There’s still plenty of so-called “Christian” content here, but it takes a back seat to the local and world politics with which Bono (mostly) would be known for stirring up. Twenty years after John Lennon wrote about “Sunday Bloody Sunday”, this band made it a household phrase, under a tattoo of drums and a riff so simple it’s amazing nobody else had come up with it first. “Seconds” is another anti-war tune, sung by The Edge in a voice that still sounds like Bono. “New Year’s Day” was suitably released as the album’s first single that January, and it still evokes images of the boys standing shivering in the snow from the video.

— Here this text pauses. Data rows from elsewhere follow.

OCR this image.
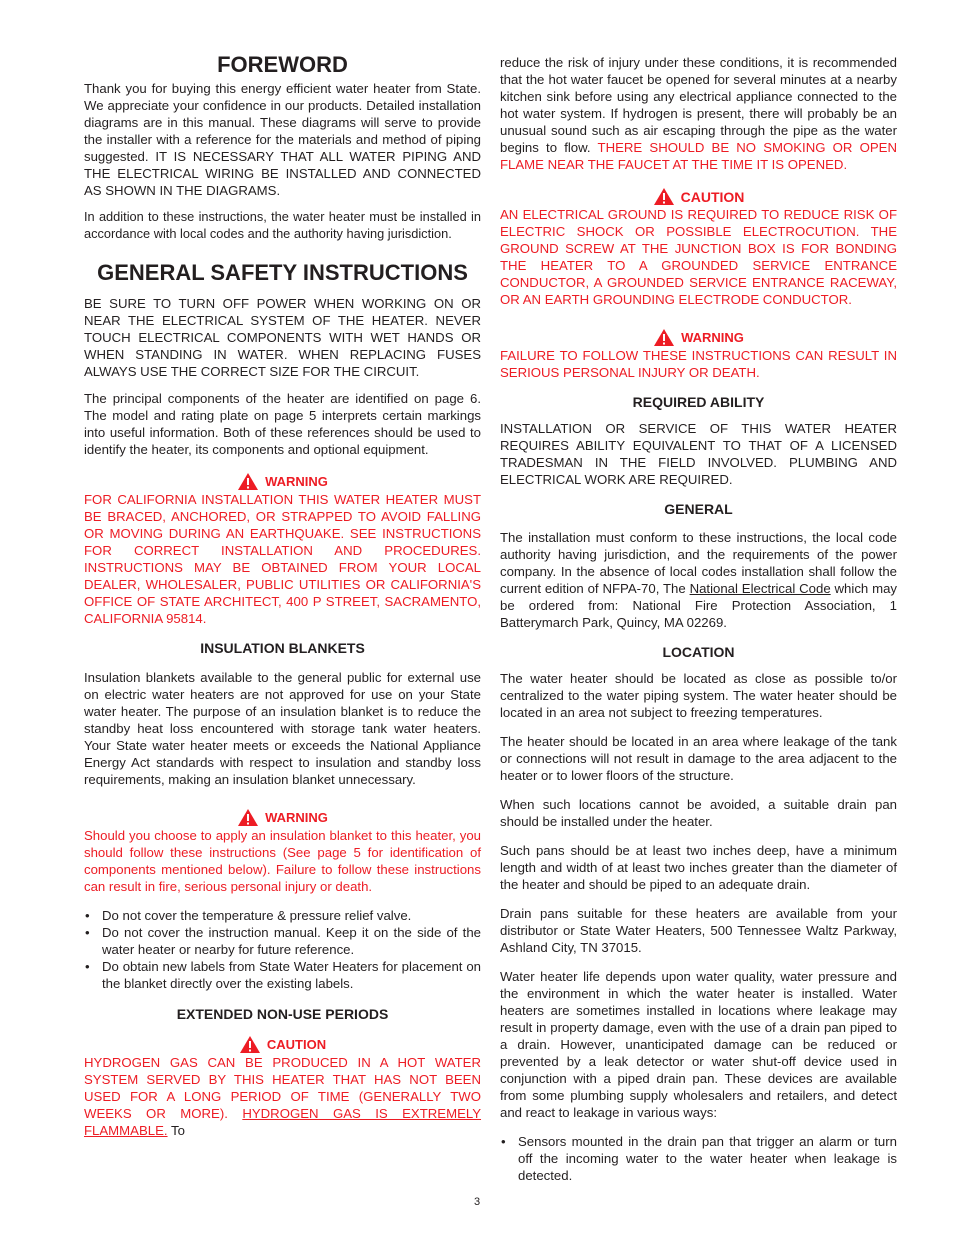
FOREWORD

Thank you for buying this energy efficient water heater from State. We appreciate your confidence in our products. Detailed installation diagrams are in this manual. These diagrams will serve to provide the installer with a reference for the materials and method of piping suggested. IT IS NECESSARY THAT ALL WATER PIPING AND THE ELECTRICAL WIRING BE INSTALLED AND CONNECTED AS SHOWN IN THE DIAGRAMS.

In addition to these instructions, the water heater must be installed in accordance with local codes and the authority having jurisdiction.

GENERAL SAFETY INSTRUCTIONS

BE SURE TO TURN OFF POWER WHEN WORKING ON OR NEAR THE ELECTRICAL SYSTEM OF THE HEATER. NEVER TOUCH ELECTRICAL COMPONENTS WITH WET HANDS OR WHEN STANDING IN WATER. WHEN REPLACING FUSES ALWAYS USE THE CORRECT SIZE FOR THE CIRCUIT.

The principal components of the heater are identified on page 6. The model and rating plate on page 5 interprets certain markings into useful information. Both of these references should be used to identify the heater, its components and optional equipment.

WARNING

FOR CALIFORNIA INSTALLATION THIS WATER HEATER MUST BE BRACED, ANCHORED, OR STRAPPED TO AVOID FALLING OR MOVING DURING AN EARTHQUAKE. SEE INSTRUCTIONS FOR CORRECT INSTALLATION AND PROCEDURES. INSTRUCTIONS MAY BE OBTAINED FROM YOUR LOCAL DEALER, WHOLESALER, PUBLIC UTILITIES OR CALIFORNIA'S OFFICE OF STATE ARCHITECT, 400 P STREET, SACRAMENTO, CALIFORNIA 95814.

INSULATION BLANKETS

Insulation blankets available to the general public for external use on electric water heaters are not approved for use on your State water heater. The purpose of an insulation blanket is to reduce the standby heat loss encountered with storage tank water heaters. Your State water heater meets or exceeds the National Appliance Energy Act standards with respect to insulation and standby loss requirements, making an insulation blanket unnecessary.

WARNING

Should you choose to apply an insulation blanket to this heater, you should follow these instructions (See page 5 for identification of components mentioned below). Failure to follow these instructions can result in fire, serious personal injury or death.

• Do not cover the temperature & pressure relief valve.
• Do not cover the instruction manual. Keep it on the side of the water heater or nearby for future reference.
• Do obtain new labels from State Water Heaters for placement on the blanket directly over the existing labels.
EXTENDED NON-USE PERIODS
CAUTION

HYDROGEN GAS CAN BE PRODUCED IN A HOT WATER SYSTEM SERVED BY THIS HEATER THAT HAS NOT BEEN USED FOR A LONG PERIOD OF TIME (GENERALLY TWO WEEKS OR MORE). HYDROGEN GAS IS EXTREMELY FLAMMABLE. To

reduce the risk of injury under these conditions, it is recommended that the hot water faucet be opened for several minutes at a nearby kitchen sink before using any electrical appliance connected to the hot water system. If hydrogen is present, there will probably be an unusual sound such as air escaping through the pipe as the water begins to flow. THERE SHOULD BE NO SMOKING OR OPEN FLAME NEAR THE FAUCET AT THE TIME IT IS OPENED.

CAUTION

AN ELECTRICAL GROUND IS REQUIRED TO REDUCE RISK OF ELECTRIC SHOCK OR POSSIBLE ELECTROCUTION. THE GROUND SCREW AT THE JUNCTION BOX IS FOR BONDING THE HEATER TO A GROUNDED SERVICE ENTRANCE CONDUCTOR, A GROUNDED SERVICE ENTRANCE RACEWAY, OR AN EARTH GROUNDING ELECTRODE CONDUCTOR.

WARNING

FAILURE TO FOLLOW THESE INSTRUCTIONS CAN RESULT IN SERIOUS PERSONAL INJURY OR DEATH.

REQUIRED ABILITY

INSTALLATION OR SERVICE OF THIS WATER HEATER REQUIRES ABILITY EQUIVALENT TO THAT OF A LICENSED TRADESMAN IN THE FIELD INVOLVED. PLUMBING AND ELECTRICAL WORK ARE REQUIRED.

GENERAL

The installation must conform to these instructions, the local code authority having jurisdiction, and the requirements of the power company. In the absence of local codes installation shall follow the current edition of NFPA-70, The National Electrical Code which may be ordered from: National Fire Protection Association, 1 Batterymarch Park, Quincy, MA 02269.

LOCATION

The water heater should be located as close as possible to/or centralized to the water piping system. The water heater should be located in an area not subject to freezing temperatures.

The heater should be located in an area where leakage of the tank or connections will not result in damage to the area adjacent to the heater or to lower floors of the structure.

When such locations cannot be avoided, a suitable drain pan should be installed under the heater.

Such pans should be at least two inches deep, have a minimum length and width of at least two inches greater than the diameter of the heater and should be piped to an adequate drain.

Drain pans suitable for these heaters are available from your distributor or State Water Heaters, 500 Tennessee Waltz Parkway, Ashland City, TN 37015.

Water heater life depends upon water quality, water pressure and the environment in which the water heater is installed. Water heaters are sometimes installed in locations where leakage may result in property damage, even with the use of a drain pan piped to a drain. However, unanticipated damage can be reduced or prevented by a leak detector or water shut-off device used in conjunction with a piped drain pan. These devices are available from some plumbing supply wholesalers and retailers, and detect and react to leakage in various ways:

• Sensors mounted in the drain pan that trigger an alarm or turn off the incoming water to the water heater when leakage is detected.
3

While it’s the piano most people remember, the bassline shows Adam Clayton to be the band’s most consistently underappreciated member. Speaking of which, “Like A Song…” is a buried anthem that doesn’t get as much exposure. The side, while not quite perfect, ends with the much gentler “Drowning Man”.
On CD, the mood is killed by the tribal plodding of “The Refugee”, the one track on the album not produced by Steve Lillywhite, but rather a guy whose claim to fame would be unleashing Riverdance on pop culture. Luckily, “Two Hearts Beat As One” stabilizes the equilibrium with an actual love song. The female voices that start “Red Light” also seem out of place, but don’t they sound hot? “Surrender” is longer than it should be, but nods to the types of pyrotechnics The Edge would explore on future albums. And it all fades down with “40”, a reinterpretation of an actual Psalm that audiences would continue singing long after the band finished their final encores.
War resonated with fans old and new, some of whom actually took the time to study some of the political issues Bono was yelling about. Almost 30 years later it doesn’t sound dated, but retains a cohesive sound that we’d forgotten had been so influential. Now U2 had gained the clout to explore new sounds and ideas, but first they had tours to complete. (The bonus disc on the Deluxe Edition is unfortunately a disappointment, with too many remixes of the same two songs taking up two-thirds of the program. But at least the remainder included some elusive B-sides.)